Quand tu
prends le métro, tu t’attends toujours à voir les mêmes têtes de déterrés
fatigués de la routine inquiétante de leur vie. C’est vrai, ils ont tous le pas
lourd, le regard perdus dans leurs soucis ou dans un ailleurs dont ils rêvent
en silence, et le moral ras les pâquerettes. C’est toujours la même histoire.

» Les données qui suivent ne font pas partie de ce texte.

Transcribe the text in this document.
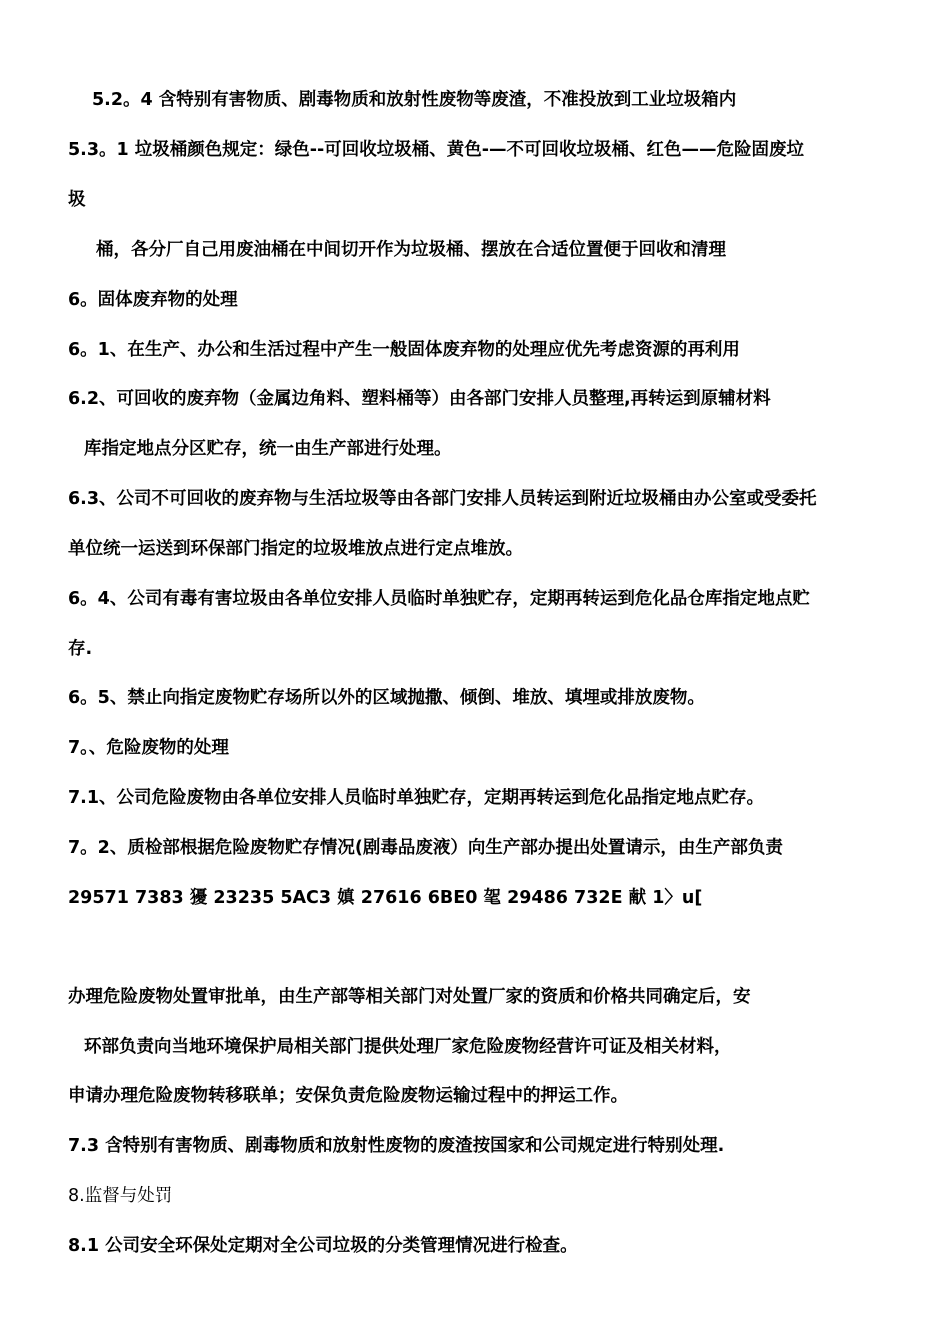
5.2。4 含特别有害物质、剧毒物质和放射性废物等废渣，不准投放到工业垃圾箱内
5.3。1 垃圾桶颜色规定：绿色--可回收垃圾桶、黄色-—不可回收垃圾桶、红色——危险固废垃
圾
桶，各分厂自己用废油桶在中间切开作为垃圾桶、摆放在合适位置便于回收和清理
6。固体废弃物的处理
6。1、在生产、办公和生活过程中产生一般固体废弃物的处理应优先考虑资源的再利用
6.2、可回收的废弃物（金属边角料、塑料桶等）由各部门安排人员整理,再转运到原辅材料
库指定地点分区贮存，统一由生产部进行处理。
6.3、公司不可回收的废弃物与生活垃圾等由各部门安排人员转运到附近垃圾桶由办公室或受委托
单位统一运送到环保部门指定的垃圾堆放点进行定点堆放。
6。4、公司有毒有害垃圾由各单位安排人员临时单独贮存，定期再转运到危化品仓库指定地点贮
存.
6。5、禁止向指定废物贮存场所以外的区域抛撒、倾倒、堆放、填埋或排放废物。
7。、危险废物的处理
7.1、公司危险废物由各单位安排人员临时单独贮存，定期再转运到危化品指定地点贮存。
7。2、质检部根据危险废物贮存情况(剧毒品废液）向生产部办提出处置请示，由生产部负责
29571 7383 獶 23235 5AC3 嫃 27616 6BE0 毠 29486 732E 献 1〉u[
办理危险废物处置审批单，由生产部等相关部门对处置厂家的资质和价格共同确定后，安
环部负责向当地环境保护局相关部门提供处理厂家危险废物经营许可证及相关材料，
申请办理危险废物转移联单；安保负责危险废物运输过程中的押运工作。
7.3 含特别有害物质、剧毒物质和放射性废物的废渣按国家和公司规定进行特别处理.
8.监督与处罚
8.1 公司安全环保处定期对全公司垃圾的分类管理情况进行检查。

Se lever le matin, faire prendre le petit déjeuner aux enfants en avalant un
café trop chaud, et gesticuler dans tous les sens parce qu’on va être en
retard. Et puis, après avoir déposé la progéniture à l’école, il faut
s’engouffrer dans ce tunnel gris parce qu’en voiture c’est vraiment trop long à
cause des embouteillages. Bien sûr, il y a parfois un peu de changement, comme
lorsqu’un musicien en galère viens jouer quelques airs en échange de peu de
pièces et de beaucoup d’indifférence.
Le métro a un effet grisant sur tout le monde, du clochard
au cadre affairé, en passant par la mère de famille cherchant désespérément une
nounou, ses enfants accrochés au bras. Quand tu prends ces tristes wagons, tu
ne t’attends pas à un événement qui changerait la face du monde, mais en fait
tu as tort.
Tu vois, je
pensais comme toi moi aussi, jusqu’à ce que le métro change à jamais ma vie.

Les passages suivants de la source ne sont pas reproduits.